Neutron skin effect reduces magnetic field difference by half in peripheral collisions.

Deformation increases eccentricity by up to 10%.

Neutron skin and correlations minimally affect traditional geometric observables.

Abstract

The unambiguous observation of a Chiral Magnetic Effect (CME)-driven charge separation is the core aim of the isobar program at RHIC consisting of ${^{96}_{40}}$Zr+${^{96}_{40}}$Zr and ${^{96}_{44}}$Ru+${^{96}_{44}}$Ru collisions at $\sqrt {s_{\rm NN}}\!=\!200$ GeV. We quantify the role of the spatial distributions of the nucleons in the isobars on both eccentricity and magnetic field strength within a relativistic hadronic transport approach (SMASH, Simulating Many Accelerated Strongly-interacting Hadrons). In particular, we introduce isospin-dependent nucleon-nucleon spatial correlations in the geometric description of both nuclei, deformation for ${^{96}_{44}}$Ru and the so-called neutron skin effect for the neutron-rich isobar i.e. ${^{96}_{40}}$Zr. The main result of this study is a reduction of the magnetic field strength difference between ${^{96}_{44}}$Ru+${^{96}_{44}}$Ru and ${^{96}_{40}}$Zr+${^{96}_{40}}$Zr by a factor of 2, from $10\%$ to $5\%$ in peripheral collisions when the neutron-skin effect is included.
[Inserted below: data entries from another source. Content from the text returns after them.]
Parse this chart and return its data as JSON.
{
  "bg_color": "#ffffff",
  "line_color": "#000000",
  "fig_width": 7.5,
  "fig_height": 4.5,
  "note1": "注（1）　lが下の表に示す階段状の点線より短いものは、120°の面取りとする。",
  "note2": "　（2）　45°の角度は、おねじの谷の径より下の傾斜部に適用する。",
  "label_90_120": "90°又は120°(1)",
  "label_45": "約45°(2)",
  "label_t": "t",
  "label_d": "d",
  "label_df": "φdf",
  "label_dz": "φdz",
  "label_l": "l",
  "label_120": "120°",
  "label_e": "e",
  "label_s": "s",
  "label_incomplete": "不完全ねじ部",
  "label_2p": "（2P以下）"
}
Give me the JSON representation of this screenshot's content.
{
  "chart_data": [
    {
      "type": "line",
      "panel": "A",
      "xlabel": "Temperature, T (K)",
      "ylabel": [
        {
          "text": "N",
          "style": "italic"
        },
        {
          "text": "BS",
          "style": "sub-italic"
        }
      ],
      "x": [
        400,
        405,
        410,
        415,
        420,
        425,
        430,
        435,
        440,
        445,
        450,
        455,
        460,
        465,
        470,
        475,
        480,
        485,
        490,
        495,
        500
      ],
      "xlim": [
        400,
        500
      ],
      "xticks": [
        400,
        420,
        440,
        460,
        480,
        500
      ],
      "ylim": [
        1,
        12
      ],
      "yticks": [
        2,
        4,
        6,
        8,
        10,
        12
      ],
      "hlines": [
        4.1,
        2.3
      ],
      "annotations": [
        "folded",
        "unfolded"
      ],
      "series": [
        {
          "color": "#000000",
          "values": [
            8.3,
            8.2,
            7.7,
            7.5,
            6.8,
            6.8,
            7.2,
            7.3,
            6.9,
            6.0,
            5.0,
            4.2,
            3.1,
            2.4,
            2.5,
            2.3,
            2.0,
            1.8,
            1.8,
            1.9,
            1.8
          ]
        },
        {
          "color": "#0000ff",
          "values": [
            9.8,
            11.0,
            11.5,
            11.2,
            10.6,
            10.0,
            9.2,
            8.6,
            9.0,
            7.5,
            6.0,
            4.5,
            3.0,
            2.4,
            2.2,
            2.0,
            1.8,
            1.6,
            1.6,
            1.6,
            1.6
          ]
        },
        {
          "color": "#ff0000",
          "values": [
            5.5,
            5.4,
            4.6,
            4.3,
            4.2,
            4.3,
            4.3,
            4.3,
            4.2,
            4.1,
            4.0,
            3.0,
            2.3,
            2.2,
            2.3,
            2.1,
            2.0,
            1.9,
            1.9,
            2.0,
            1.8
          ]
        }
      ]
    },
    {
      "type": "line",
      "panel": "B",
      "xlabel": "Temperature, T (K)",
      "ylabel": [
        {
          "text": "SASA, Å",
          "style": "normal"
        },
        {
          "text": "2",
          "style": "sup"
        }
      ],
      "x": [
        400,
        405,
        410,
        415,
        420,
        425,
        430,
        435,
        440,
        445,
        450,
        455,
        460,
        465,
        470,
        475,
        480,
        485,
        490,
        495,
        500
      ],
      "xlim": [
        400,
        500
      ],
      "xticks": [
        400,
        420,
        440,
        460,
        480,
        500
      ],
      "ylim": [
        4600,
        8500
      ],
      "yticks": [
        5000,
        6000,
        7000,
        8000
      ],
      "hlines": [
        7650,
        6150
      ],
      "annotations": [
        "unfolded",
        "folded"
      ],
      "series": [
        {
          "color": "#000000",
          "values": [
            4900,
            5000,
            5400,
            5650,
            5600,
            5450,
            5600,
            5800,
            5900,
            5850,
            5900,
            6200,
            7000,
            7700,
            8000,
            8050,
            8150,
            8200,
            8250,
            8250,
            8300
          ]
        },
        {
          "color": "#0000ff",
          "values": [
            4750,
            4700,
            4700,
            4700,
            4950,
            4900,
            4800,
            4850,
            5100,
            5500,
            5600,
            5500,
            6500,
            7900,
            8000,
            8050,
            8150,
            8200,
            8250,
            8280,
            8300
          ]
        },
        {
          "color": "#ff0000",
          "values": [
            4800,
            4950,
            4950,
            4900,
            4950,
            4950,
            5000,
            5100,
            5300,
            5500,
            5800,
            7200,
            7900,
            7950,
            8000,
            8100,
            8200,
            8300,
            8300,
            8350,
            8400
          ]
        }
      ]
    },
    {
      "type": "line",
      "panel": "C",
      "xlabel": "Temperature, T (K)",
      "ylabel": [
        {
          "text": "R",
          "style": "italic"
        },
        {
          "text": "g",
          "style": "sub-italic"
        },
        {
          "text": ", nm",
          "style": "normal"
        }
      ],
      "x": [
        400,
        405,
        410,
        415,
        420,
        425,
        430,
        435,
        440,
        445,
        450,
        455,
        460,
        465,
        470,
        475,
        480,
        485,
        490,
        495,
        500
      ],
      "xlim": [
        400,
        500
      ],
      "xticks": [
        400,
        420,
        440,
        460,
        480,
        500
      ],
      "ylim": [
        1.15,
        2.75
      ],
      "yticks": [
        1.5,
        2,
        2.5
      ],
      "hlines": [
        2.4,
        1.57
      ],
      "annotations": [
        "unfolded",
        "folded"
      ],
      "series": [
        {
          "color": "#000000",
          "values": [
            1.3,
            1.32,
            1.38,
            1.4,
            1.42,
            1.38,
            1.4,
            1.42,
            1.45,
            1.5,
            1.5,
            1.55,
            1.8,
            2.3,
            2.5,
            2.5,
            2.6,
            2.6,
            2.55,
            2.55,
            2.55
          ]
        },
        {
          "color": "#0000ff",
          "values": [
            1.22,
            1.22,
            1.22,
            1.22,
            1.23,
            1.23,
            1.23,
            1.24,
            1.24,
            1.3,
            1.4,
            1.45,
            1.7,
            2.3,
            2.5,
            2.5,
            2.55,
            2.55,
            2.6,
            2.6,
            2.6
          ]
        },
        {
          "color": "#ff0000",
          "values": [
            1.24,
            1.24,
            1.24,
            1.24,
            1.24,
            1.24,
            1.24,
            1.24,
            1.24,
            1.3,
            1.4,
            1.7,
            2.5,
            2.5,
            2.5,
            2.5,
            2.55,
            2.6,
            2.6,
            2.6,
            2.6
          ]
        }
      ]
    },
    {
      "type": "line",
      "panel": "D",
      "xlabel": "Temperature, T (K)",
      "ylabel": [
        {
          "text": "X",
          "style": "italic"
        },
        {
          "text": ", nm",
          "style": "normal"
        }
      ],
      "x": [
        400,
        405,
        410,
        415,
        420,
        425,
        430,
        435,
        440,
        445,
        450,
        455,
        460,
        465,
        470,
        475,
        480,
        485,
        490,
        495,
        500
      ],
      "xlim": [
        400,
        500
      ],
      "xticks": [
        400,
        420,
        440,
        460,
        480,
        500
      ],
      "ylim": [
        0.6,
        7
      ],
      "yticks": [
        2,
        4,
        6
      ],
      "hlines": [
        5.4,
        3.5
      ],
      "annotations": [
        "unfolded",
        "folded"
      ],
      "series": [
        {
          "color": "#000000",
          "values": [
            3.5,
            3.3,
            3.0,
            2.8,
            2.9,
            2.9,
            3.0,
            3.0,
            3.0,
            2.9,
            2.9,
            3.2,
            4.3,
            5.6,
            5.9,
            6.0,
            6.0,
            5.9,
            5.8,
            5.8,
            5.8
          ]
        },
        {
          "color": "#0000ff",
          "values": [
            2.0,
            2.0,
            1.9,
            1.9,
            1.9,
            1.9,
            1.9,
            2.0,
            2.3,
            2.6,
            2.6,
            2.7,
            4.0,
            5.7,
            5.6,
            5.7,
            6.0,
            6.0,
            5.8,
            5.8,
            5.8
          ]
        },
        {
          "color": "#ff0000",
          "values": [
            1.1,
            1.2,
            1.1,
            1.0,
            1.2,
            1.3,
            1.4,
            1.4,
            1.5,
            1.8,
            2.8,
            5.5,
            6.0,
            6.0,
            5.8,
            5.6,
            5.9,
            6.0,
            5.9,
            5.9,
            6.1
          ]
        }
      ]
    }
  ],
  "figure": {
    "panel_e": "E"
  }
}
Further, we find an increase of eccentricity by up to 10$\%$ when deformation is taken into account while neither the neutron skin effect nor the nucleon-nucleon correlations result into a significant modification of this observable with respect to the traditional Woods-Saxon modeling. Our results suggest a significantly smaller CME signal to background ratio for the experimental charge separation measurement in peripheral collisions with the isobar systems than previously expected.